How to Decide How to Decide: How do you know which decision making process to use at any given time? There are four key questions that can clarify how to proceed. 1) Who cares? Who are the stakeholders? Who will the decision affect in a significant way? It is a waist to have anyone at the table who doesn’t care. I have seen too many times when a large group is discussing mutually important issues when two or three people start talking about issues with which the rest of the group is uninvolved. The rest of the groups starts looking at their watches and rolling their eyes. Respect everyone’s time by having only stakeholders at the table. 2) Who knows? Who has important knowledge to contribute to the decision? Sometimes that means bringing in outside experts. The main thing is that you want people to have something worth saying, who aren’t talking out of a hole in their head. 3) Who must agree? Who do we expect to carry out this plan? Who has position and influence important to implementing whatever we decide? No one likes to be blindsided by decisions made without them, especially if they are expected to carry them out. 4) How many people is it worth involving? The goal should be to involve the fewest number of people while still considering the quality of the decision and people needed to support the decision. Do you have the right people to make a good decision? Do you have the right people whose commitment you need? Once you have those in the room, shut the door! Too many people makes for overly prolonged, time-wasting, and frustrating meetings. Deciding how you are going to make decisions will pave the way to decision-making that has the main stakeholders, those with expert knowledge, and those who are needed to move the decision forward around the table.
Logistics: Logistics is about putting decisions into action.

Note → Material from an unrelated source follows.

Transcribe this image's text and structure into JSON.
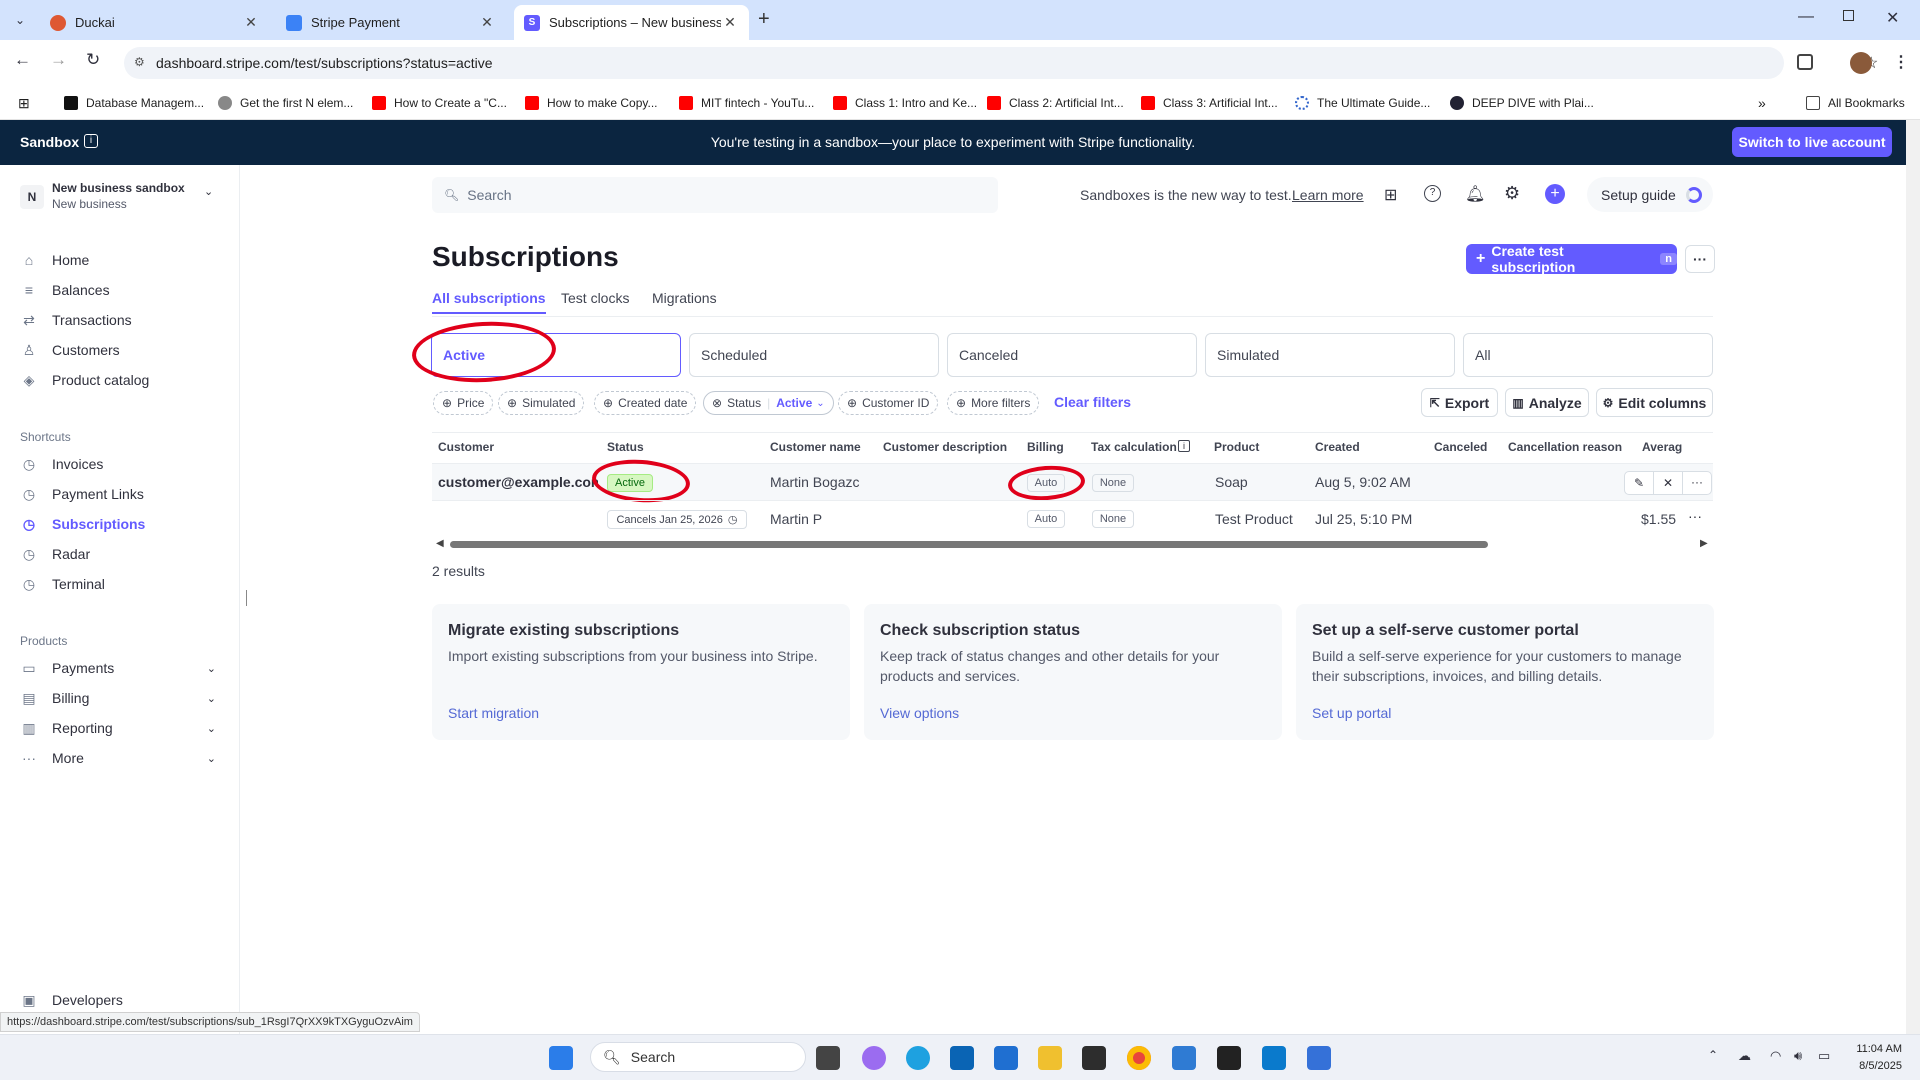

Moving from the meeting to the work isn’t difficult, but requires four things. First, who is going to do what? ‘Everybody’s business is nobody’s business’. Put a name to each piece of the action. Second, what are they to do? Be exact with the deliverables. Vague principles yield bad results. Don’t leave too much room for interpretation. The group that spends valuable time making decisions deserves to have them executed as decided. Third, when is the deliverable do? Putting a time limit on the action is important. When there is no time limit, ‘tomorrow’ becomes the mantra and it never gets done. Finally, follow up. Accountability of some sort is critical. All of us perform better when we know someone is counting on us, and is going to ask us how we if we are finished. Accountability shouldn’t be cumbersome requiring long reports and red tape. Rather, a simple email, call or informal meeting will usually do the trick.
Moving Forward: For business, friendships and family to move forward, decisions must be made. Deciding how to decide is the most respectful approach to move from dialogue to action. Figure out who needs to be involved to make the most informed decision and to carry out the succeeding plan. Good luck, good conversations, good decisions, and God’s blessing!